Exercise 5. Find synonyms

to ignite, to glow, charcoal, to decompose, to burn a forest, char, to catch on fire, to reduce a forest to a pile of ash and charred wood, to break apart, to shine

Exercise 6. Read the text C How Fire Works?

Fire can destroy your house and all of your possessions in less than an hour, and it can reduce an entire forest to a pile of ash and charred wood. It's also a terrifying weapon, with nearly unlimited destructive power. Fire kills more people every year than any other force of nature.

Fire is one of the most important forces in human history.

But at the same time, fire is extraordinarily helpful. It gave humans the first form of portable light and heat. It also gave us the ability to cook food, forge metal tools, form pottery, harden bricks and drive power plants. There are few things that have done as much harm to humanity as fire, and few things that have done as much good. It is certainly one of the most important forces in human history. But what is it, exactly?

The ancient Greeks considered fire one of the major elements in the universe, alongside water, earth and air. This grouping makes intuitive sense: you can feel fire, just like you can feel earth, water and air. You can also see it and smell it, and you can move it from place to place.

But fire is really something completely different. Earth, water and air are all forms of matter - they are made up of millions and millions of atoms collected together. Fire isn't matter at all. It's a visible, tangible side effect of matter changing form – it’s one part of a chemical reaction.

Typically, fire comes from a chemical reaction between oxygen in the atmosphere and some sort of fuel (wood or gasoline, for example). Of course, wood and gasoline don’t spontaneously catch on fire just because they’re surrounded by oxygen. For the combustion reaction to happen, you have to heat the fuel to its ignition temperature.

Here's the sequence of events in a typical wood fire:

• Something heats the wood to a very high temperature. The heat can come from lots of different things - a match, focused light, friction, lightning, and something else that is already burning...

• When the wood reaches about 300 degrees Fahrenheit (150 degrees Celsius), the heat decomposes some of the cellulose material that makes up the wood.

• Some of the decomposed material is released as volatile gases. We know these gases as smoke. Smoke is compounds of hydrogen, carbon and oxygen. The rest of the material forms char, which is nearly pure carbon, and ash, which is all of the unburnable minerals in the wood (calcium, potassium, and so on). The char is what you buy when you buy charcoal. Charcoal is wood that has been heated to remove nearly all of the volatile gases and leave behind the carbon. That is why a charcoal fire burns with no smoke. • The actual burning of wood then happens in two separate reactions:

• When the volatile gases are hot enough (about 500 degrees F (260 degrees C) for wood), the compound molecules break apart, and the atoms recombine with the oxygen to form water, carbon dioxide and other products. In other words, they burn.

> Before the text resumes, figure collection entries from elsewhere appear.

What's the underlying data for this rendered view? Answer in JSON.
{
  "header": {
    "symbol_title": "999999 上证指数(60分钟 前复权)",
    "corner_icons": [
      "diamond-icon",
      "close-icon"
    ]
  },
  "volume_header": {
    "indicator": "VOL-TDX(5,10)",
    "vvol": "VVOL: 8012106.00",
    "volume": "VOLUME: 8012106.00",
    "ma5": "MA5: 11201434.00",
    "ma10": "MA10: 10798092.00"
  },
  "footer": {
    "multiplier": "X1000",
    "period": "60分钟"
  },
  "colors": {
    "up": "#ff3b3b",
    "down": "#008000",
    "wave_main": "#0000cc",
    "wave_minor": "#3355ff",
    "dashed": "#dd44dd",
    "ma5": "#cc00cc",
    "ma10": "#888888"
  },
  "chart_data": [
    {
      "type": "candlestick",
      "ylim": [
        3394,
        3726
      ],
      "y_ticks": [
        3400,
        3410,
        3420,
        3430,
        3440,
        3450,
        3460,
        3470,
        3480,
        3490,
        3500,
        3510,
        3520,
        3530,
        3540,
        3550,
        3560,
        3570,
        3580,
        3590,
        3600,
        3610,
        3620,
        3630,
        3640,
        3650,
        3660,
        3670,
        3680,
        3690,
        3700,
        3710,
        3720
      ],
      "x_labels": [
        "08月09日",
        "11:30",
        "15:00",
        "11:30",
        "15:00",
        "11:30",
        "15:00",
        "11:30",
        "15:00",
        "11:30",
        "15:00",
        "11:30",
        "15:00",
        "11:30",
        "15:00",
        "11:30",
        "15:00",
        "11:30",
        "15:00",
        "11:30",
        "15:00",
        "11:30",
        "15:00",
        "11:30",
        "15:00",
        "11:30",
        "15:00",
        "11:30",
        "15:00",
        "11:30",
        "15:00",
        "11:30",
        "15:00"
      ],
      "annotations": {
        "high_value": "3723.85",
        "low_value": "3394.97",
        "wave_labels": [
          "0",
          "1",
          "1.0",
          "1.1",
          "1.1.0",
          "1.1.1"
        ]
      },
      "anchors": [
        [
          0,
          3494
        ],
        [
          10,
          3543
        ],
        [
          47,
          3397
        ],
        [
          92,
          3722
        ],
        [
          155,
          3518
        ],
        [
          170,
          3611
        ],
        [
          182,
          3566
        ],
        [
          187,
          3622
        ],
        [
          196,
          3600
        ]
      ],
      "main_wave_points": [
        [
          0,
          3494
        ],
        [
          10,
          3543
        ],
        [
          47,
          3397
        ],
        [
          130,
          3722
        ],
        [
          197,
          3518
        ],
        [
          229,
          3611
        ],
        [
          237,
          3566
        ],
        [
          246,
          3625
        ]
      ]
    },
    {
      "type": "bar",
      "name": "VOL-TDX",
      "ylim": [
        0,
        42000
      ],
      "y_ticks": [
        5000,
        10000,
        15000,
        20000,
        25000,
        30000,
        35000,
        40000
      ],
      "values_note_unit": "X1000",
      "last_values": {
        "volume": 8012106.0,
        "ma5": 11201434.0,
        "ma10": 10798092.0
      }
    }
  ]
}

• The carbon in the char combines with oxygen as well, and this is a much slower reaction. That is why charcoal in a BBQ can stay hot for a long time.

A side effect of these chemical reactions is a lot of heat. The fact that the chemical reactions in a fire generate a lot of new heat is what sustains the fire.

Many fuels burn in one step. Gasoline is a good example. Heat vaporizes gasoline and it all burns as a volatile gas. There is no char.

Humans have also learned how to meter out the fuel and control a fire. A candle is a tool for slowly vaporizing and burning wax.

• As they heat up, the rising carbon atoms (as well as atoms of other material) emit light. This “heat produces light” effect is called incandescence, and it is the same kind of thing that creates light in a light bulb. It is what causes the visible flame. Flame color varies depending on what you're burning and how hot it is. Color variation within in a flame is caused by uneven temperature. Typically, the coolest part of a flame - the base - glows blue, and the hotter parts at the top glow orange or yellow.

In addition to emitting light, the rising carbon particles may collect on surrounding surfaces as soot.

The dangerous thing about the chemical reactions in fire is the fact that they are self-perpetuating. The heat of the flame itself keeps the fuel at the ignition temperature, so it continues to burn as long as there is fuel and oxygen around it. The flame heats any surrounding fuel so it releases gases as well. When the flame ignites the gases, the fire spreads.

On Earth, gravity determines how the flame burns. All the hot gases in the flame are much hotter (and less dense) than the surrounding air, so they move upward toward lower pressure. This is why fire typically spreads upward, and it’s also why flames are always “pointed” at the top. If you were to light a fire in a microgravity environment, say onboard the space shuttle, it would form a sphere!